I should point out that here in Delaware liquor sales in grocery stores are illegal, even beer and wine. Apparently, whoever sat there and thought this prohibitive law through decided that rather than be safe in a supermarket, alcoholic beverage drinkers need to be shot in liquor store robberies. This is one way of ridding society of drinkers, since liquor store robberies occur commonly.

Ohun Impooped*

I returned home from my circumambulation of our town carrying three bottles of wine, which I should have drunk before leaving the liquor store so they wouldn’t be so heavy, to find a phone message from Crystal at a creative temp agency. Her message said to call her because she found my resume in their files and she was so very excited that this job they have available would be a perfect match for me. I’m pretty sure I filled out that application in, oh, 2005. She left a 215 area code phone number. That meant calling long distance from Delaware to Philadelphia, Pa. So, since I don’t have a flat rate phone plan, I had to pay for the call while I waited on hold. Dum-de-dum-de-dum….

“Are you working full time?” she asked when she got on the phone.

“What do you have available?” I asked.

“Are you working full time?”

“I’d like to know what you have available so I can see if I will be able to work it into what I am currently doing.

“Well, I have two jobs.”

“Can you tell me about them, please. I am calling long distance.”

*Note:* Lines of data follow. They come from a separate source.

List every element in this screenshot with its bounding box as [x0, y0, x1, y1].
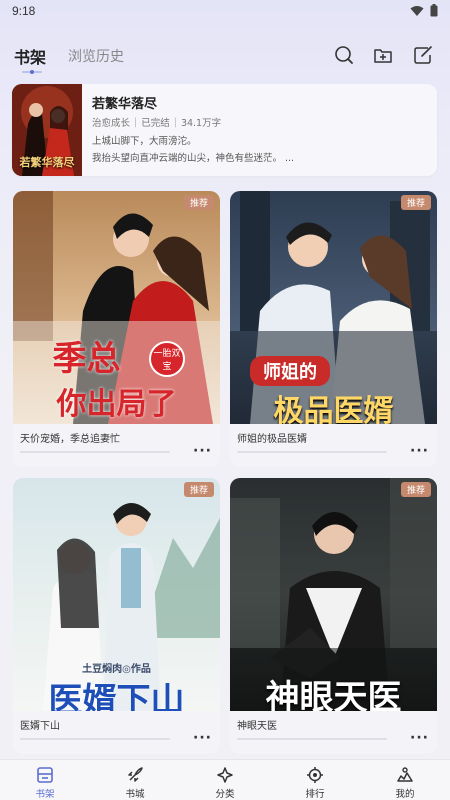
status-bar: 9:18: [0, 0, 450, 22]
more-options-button[interactable]: ···: [193, 730, 212, 746]
book-cover-tag: 一胎双宝: [149, 341, 185, 377]
book-title: 医婿下山: [20, 721, 60, 732]
recommend-badge: 推荐: [400, 482, 431, 497]
tab-history[interactable]: 浏览历史: [68, 46, 124, 66]
bookshelf-icon: [37, 767, 53, 783]
reading-progress-bar: [237, 451, 387, 453]
more-options-button[interactable]: ···: [410, 730, 429, 746]
book-cover-title: 神眼天医: [265, 678, 402, 711]
status-time: 9:18: [12, 4, 36, 18]
nav-label: 我的: [395, 789, 415, 800]
edit-icon[interactable]: [412, 44, 434, 66]
nav-item-ranking[interactable]: 排行: [270, 760, 360, 800]
recent-book-title: 若繁华落尽: [92, 97, 158, 112]
ranking-icon: [307, 767, 323, 783]
more-options-button[interactable]: ···: [410, 443, 429, 459]
recent-book-tag: 治愈成长: [92, 118, 131, 129]
more-options-button[interactable]: ···: [193, 443, 212, 459]
book-card[interactable]: 季总 一胎双宝 你出局了 推荐 天价宠婚，季总追妻忙 ···: [13, 191, 220, 467]
book-cover: 土豆焖肉◎作品 医婿下山: [13, 478, 220, 711]
status-icons: [410, 4, 438, 17]
search-icon[interactable]: [333, 44, 355, 66]
bottom-nav: 书架 书城 分类 排行 我的: [0, 759, 450, 800]
recent-book-cover: 若繁华落尽: [12, 84, 82, 176]
book-cover-title: 医婿下山: [48, 681, 185, 711]
book-cover-title: 师姐的: [250, 356, 330, 386]
battery-icon: [430, 4, 438, 17]
book-title: 神眼天医: [237, 721, 277, 732]
tab-bookshelf[interactable]: 书架: [14, 44, 46, 68]
book-cover: 师姐的 极品医婿: [230, 191, 437, 424]
add-folder-icon[interactable]: [372, 44, 394, 66]
reading-progress-bar: [237, 738, 387, 740]
nav-label: 书城: [125, 789, 145, 800]
recent-book-status: 已完结: [141, 118, 170, 129]
wifi-icon: [410, 5, 424, 16]
book-cover-subtitle: 极品医婿: [273, 394, 394, 424]
nav-item-bookshelf[interactable]: 书架: [0, 760, 90, 800]
recommend-badge: 推荐: [183, 195, 214, 210]
recent-book-meta: 治愈成长 | 已完结 | 34.1万字: [92, 116, 222, 130]
book-cover: 季总 一胎双宝 你出局了: [13, 191, 220, 424]
nav-item-profile[interactable]: 我的: [360, 760, 450, 800]
reading-progress-bar: [20, 451, 170, 453]
nav-item-bookstore[interactable]: 书城: [90, 760, 180, 800]
category-icon: [217, 767, 233, 783]
book-title: 师姐的极品医婿: [237, 434, 307, 445]
nav-label: 排行: [305, 789, 325, 800]
book-title: 天价宠婚，季总追妻忙: [20, 434, 120, 445]
profile-icon: [397, 767, 413, 782]
book-card[interactable]: 师姐的 极品医婿 推荐 师姐的极品医婿 ···: [230, 191, 437, 467]
recent-book-words: 34.1万字: [180, 118, 222, 129]
tab-indicator: [22, 70, 42, 74]
recommend-badge: 推荐: [400, 195, 431, 210]
book-cover-subtitle: 你出局了: [56, 387, 177, 422]
book-card[interactable]: 神眼天医 推荐 神眼天医 ···: [230, 478, 437, 754]
nav-label: 书架: [35, 789, 55, 800]
reading-progress-bar: [20, 738, 170, 740]
recent-book-card[interactable]: 若繁华落尽 若繁华落尽 治愈成长 | 已完结 | 34.1万字 上城山脚下，大雨…: [12, 84, 437, 176]
book-card[interactable]: 土豆焖肉◎作品 医婿下山 推荐 医婿下山 ···: [13, 478, 220, 754]
recent-book-excerpt-line1: 上城山脚下，大雨滂沱。: [92, 136, 197, 147]
recent-book-excerpt-line2: 我抬头望向直冲云端的山尖，神色有些迷茫。 ...: [92, 153, 295, 164]
rocket-icon: [128, 767, 143, 782]
recent-cover-title: 若繁华落尽: [19, 156, 75, 169]
book-cover: 神眼天医: [230, 478, 437, 711]
recommend-badge: 推荐: [183, 482, 214, 497]
nav-label: 分类: [215, 789, 235, 800]
app-header: 书架 浏览历史: [0, 38, 450, 78]
nav-item-category[interactable]: 分类: [180, 760, 270, 800]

“Oh, do you want me to call you back?” she asks.

“If you will, please.”

She asks for my phone number and I give it to her. “Why don’t you call me back when you’re done talking long distance,” she says.

“I’m talking long distance to you,” I say.

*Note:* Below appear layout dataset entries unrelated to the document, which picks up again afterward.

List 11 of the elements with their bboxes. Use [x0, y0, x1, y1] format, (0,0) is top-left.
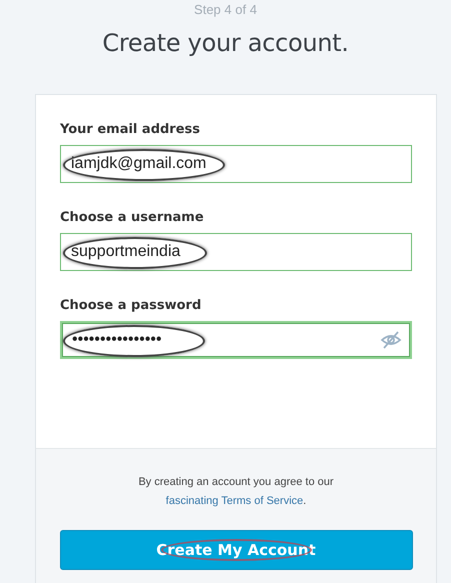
page-title: Create your account.: [102, 29, 349, 57]
field-label: Choose a password: [60, 298, 202, 313]
field-label: Choose a username: [60, 210, 205, 225]
terms-notice: By creating an account you agree to our fascinating Terms of Service.: [137, 475, 335, 509]
step-indicator: Step 4 of 4: [194, 2, 257, 17]
input-field[interactable]: iamjdk@gmail.com: [60, 145, 412, 183]
hidden-eye-icon[interactable]: [380, 331, 402, 349]
input-field[interactable]: supportmeindia: [60, 233, 412, 271]
terms-link[interactable]: fascinating Terms of Service: [166, 495, 304, 507]
password-field[interactable]: ••••••••••••••••: [60, 321, 412, 359]
field-label: Your email address: [60, 122, 202, 137]
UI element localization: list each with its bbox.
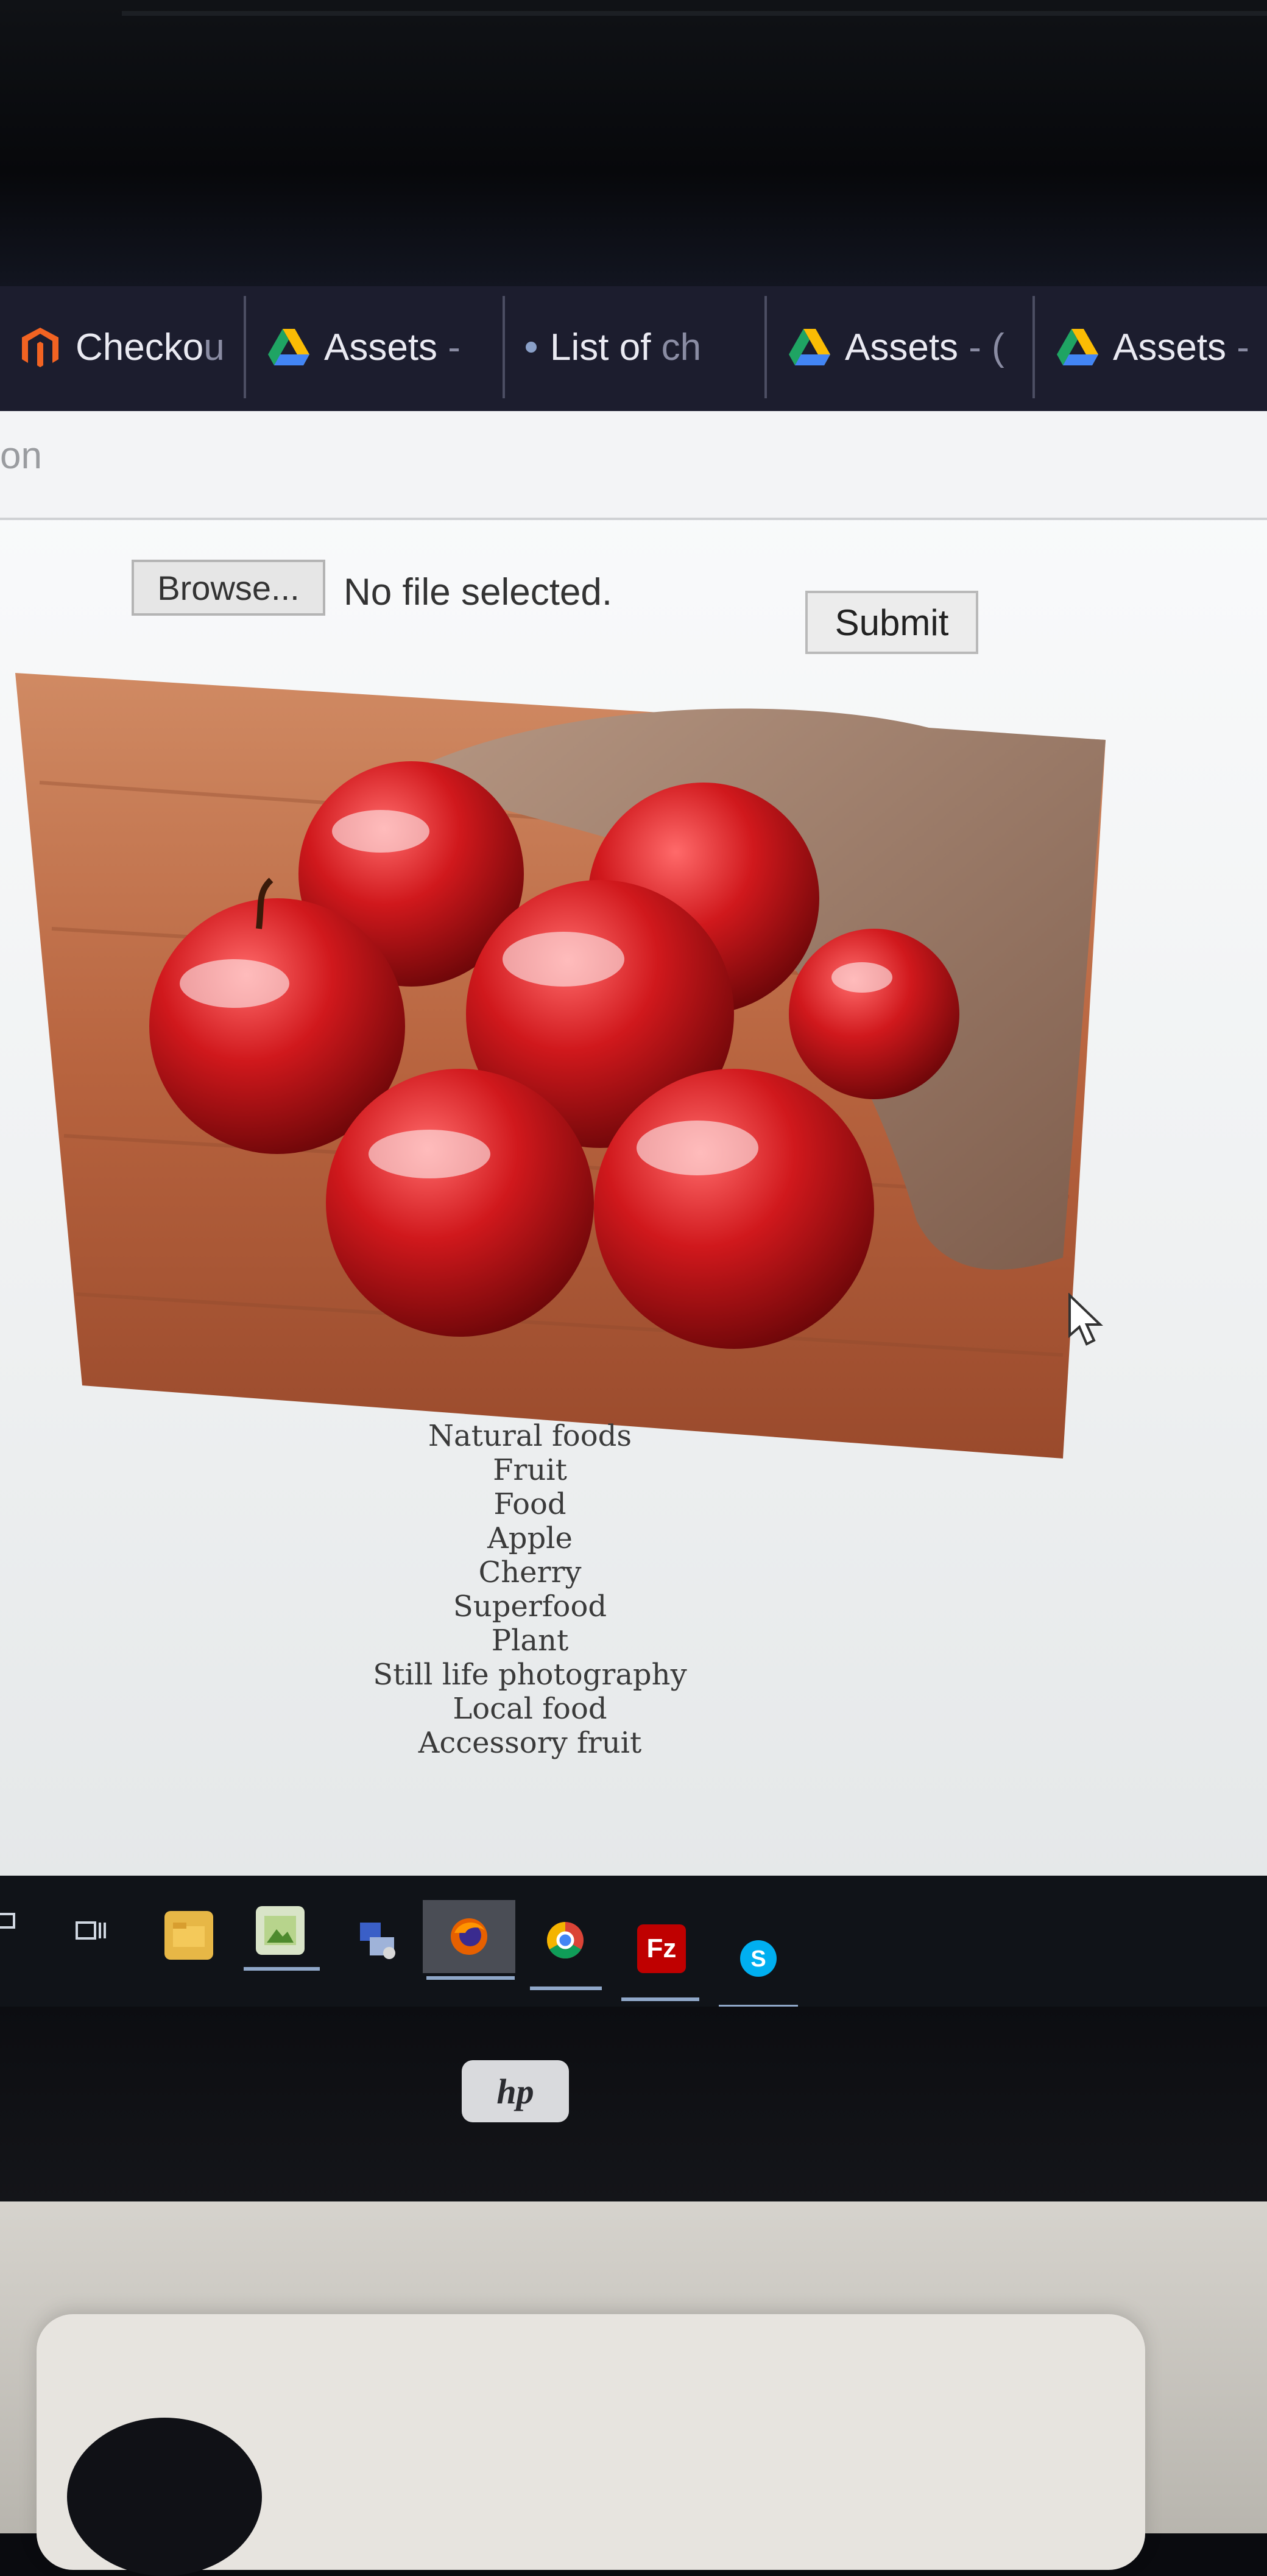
chrome-icon[interactable]: [541, 1916, 590, 1965]
active-indicator: [621, 1997, 699, 2001]
image-label: Fruit: [493, 1453, 567, 1487]
file-explorer-icon[interactable]: [164, 1911, 213, 1960]
monitor-bezel-bottom: [0, 2007, 1267, 2201]
tab-label: Checkou: [76, 326, 225, 368]
task-view-icon[interactable]: [67, 1906, 116, 1955]
search-icon[interactable]: [0, 1900, 30, 1949]
google-drive-icon: [268, 329, 309, 365]
apple: [594, 1069, 874, 1349]
monitor-bezel-top: [0, 0, 1267, 286]
image-label: Accessory fruit: [418, 1726, 642, 1760]
svg-text:S: S: [750, 1946, 766, 1972]
browser-tab-strip: Checkou Assets - List of ch Assets - ( A…: [0, 286, 1267, 411]
network-icon[interactable]: [353, 1916, 402, 1965]
hp-logo: hp: [462, 2060, 569, 2122]
file-status-text: No file selected.: [344, 571, 613, 613]
filezilla-icon[interactable]: Fz: [637, 1924, 686, 1973]
tab-assets-2[interactable]: Assets - (: [764, 296, 1032, 398]
tab-checkout[interactable]: Checkou: [0, 296, 244, 398]
tab-label: Assets -: [324, 326, 461, 368]
image-labels-list: Natural foods Fruit Food Apple Cherry Su…: [341, 1419, 719, 1760]
magento-icon: [22, 328, 58, 367]
bezel-highlight: [122, 11, 1267, 16]
google-drive-icon: [789, 329, 830, 365]
apples-photo: [15, 673, 1106, 1459]
browser-page: on Browse... No file selected. Submit Na…: [0, 411, 1267, 1946]
tab-label: Assets -: [1113, 326, 1249, 368]
tab-label: List of ch: [550, 326, 702, 368]
image-label: Superfood: [453, 1589, 607, 1624]
image-label: Natural foods: [428, 1419, 632, 1453]
image-label: Local food: [453, 1692, 607, 1726]
mouse-cursor-icon: [1068, 1293, 1103, 1346]
tab-list-of[interactable]: List of ch: [503, 296, 764, 398]
tab-label: Assets - (: [845, 326, 1004, 368]
active-indicator: [530, 1987, 602, 1990]
browse-button[interactable]: Browse...: [132, 560, 325, 616]
image-label: Plant: [491, 1624, 569, 1658]
image-viewer-icon[interactable]: [256, 1906, 305, 1955]
page-icon: [526, 342, 537, 353]
address-bar[interactable]: on: [0, 411, 1267, 520]
tab-assets-1[interactable]: Assets -: [244, 296, 503, 398]
skype-icon[interactable]: S: [734, 1934, 783, 1983]
apple: [789, 929, 959, 1099]
image-label: Food: [493, 1487, 566, 1521]
image-label: Apple: [487, 1521, 573, 1555]
active-indicator: [244, 1967, 320, 1971]
firefox-icon[interactable]: [423, 1900, 515, 1973]
desk-item: [67, 2418, 262, 2576]
windows-taskbar: Fz S: [0, 1876, 1267, 2008]
address-text: on: [0, 435, 42, 477]
active-indicator: [426, 1976, 515, 1980]
google-drive-icon: [1057, 329, 1098, 365]
tab-assets-3[interactable]: Assets -: [1032, 296, 1267, 398]
apple: [326, 1069, 594, 1337]
image-label: Still life photography: [373, 1658, 687, 1692]
image-label: Cherry: [478, 1555, 582, 1589]
submit-button[interactable]: Submit: [805, 591, 978, 654]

She hangs up. Well, the work was online copyediting jobs. I thought I was speaking English to her, and I believe I gave a lucid demonstration of my command of the language.

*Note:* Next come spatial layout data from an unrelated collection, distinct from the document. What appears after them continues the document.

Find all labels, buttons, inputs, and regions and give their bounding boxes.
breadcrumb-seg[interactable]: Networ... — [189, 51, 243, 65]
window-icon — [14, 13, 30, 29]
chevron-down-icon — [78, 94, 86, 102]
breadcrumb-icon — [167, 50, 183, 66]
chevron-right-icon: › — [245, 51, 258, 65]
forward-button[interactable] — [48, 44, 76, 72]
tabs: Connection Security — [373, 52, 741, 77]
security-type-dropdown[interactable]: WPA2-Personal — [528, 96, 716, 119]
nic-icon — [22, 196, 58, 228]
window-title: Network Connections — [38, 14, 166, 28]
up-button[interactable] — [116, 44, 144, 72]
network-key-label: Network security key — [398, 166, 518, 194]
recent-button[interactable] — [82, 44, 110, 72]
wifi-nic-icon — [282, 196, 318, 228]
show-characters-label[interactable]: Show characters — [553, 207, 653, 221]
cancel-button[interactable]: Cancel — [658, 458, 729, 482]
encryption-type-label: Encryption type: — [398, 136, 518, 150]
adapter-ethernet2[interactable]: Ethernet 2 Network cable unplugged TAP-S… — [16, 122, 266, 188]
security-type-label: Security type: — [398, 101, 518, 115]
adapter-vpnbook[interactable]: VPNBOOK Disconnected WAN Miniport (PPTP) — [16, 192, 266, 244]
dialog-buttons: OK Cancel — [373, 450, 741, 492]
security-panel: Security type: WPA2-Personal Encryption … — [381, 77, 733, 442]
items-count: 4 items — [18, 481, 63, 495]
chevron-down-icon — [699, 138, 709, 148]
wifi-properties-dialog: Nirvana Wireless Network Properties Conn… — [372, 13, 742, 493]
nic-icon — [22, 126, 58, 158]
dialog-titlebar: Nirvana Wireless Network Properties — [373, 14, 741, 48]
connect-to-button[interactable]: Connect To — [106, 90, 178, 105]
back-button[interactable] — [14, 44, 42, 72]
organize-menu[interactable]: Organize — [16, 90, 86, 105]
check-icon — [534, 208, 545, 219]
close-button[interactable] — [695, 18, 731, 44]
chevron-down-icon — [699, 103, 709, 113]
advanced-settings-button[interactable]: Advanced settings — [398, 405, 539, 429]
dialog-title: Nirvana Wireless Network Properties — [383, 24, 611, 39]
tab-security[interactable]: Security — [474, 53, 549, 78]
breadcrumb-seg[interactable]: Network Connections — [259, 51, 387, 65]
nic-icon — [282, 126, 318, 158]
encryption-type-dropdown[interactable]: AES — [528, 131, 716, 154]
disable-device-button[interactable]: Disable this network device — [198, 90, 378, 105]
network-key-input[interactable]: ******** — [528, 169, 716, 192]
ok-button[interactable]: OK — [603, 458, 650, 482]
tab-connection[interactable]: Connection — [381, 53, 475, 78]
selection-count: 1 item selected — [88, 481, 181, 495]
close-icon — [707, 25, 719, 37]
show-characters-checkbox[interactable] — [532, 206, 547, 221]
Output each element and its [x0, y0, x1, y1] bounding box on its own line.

*Orhan Pamuk, author of the novel My Name Is Red, won the 2006 Nobel Prize for Literature.

Nite Lites

Recently our town crew came around and replaced all the bulbs in the street lamps – with nite lites. It’s downright creepy outside at night now. It looks like the power’s out. I can’t wait to purchase my black hoodie.

Night lights – you know, those little 4 or 7 watt bulbs you thoughtfully place in electrical outlets in rooms around your house so you have as much light at night as maybe one candle would produce, so you don’t trip over the cat nestled in a meatloaf position in the middle of the floor. Oh, and I would advise that you don’t wear shoes, so that if you do accidentally kick the cat, you won’t hurt it.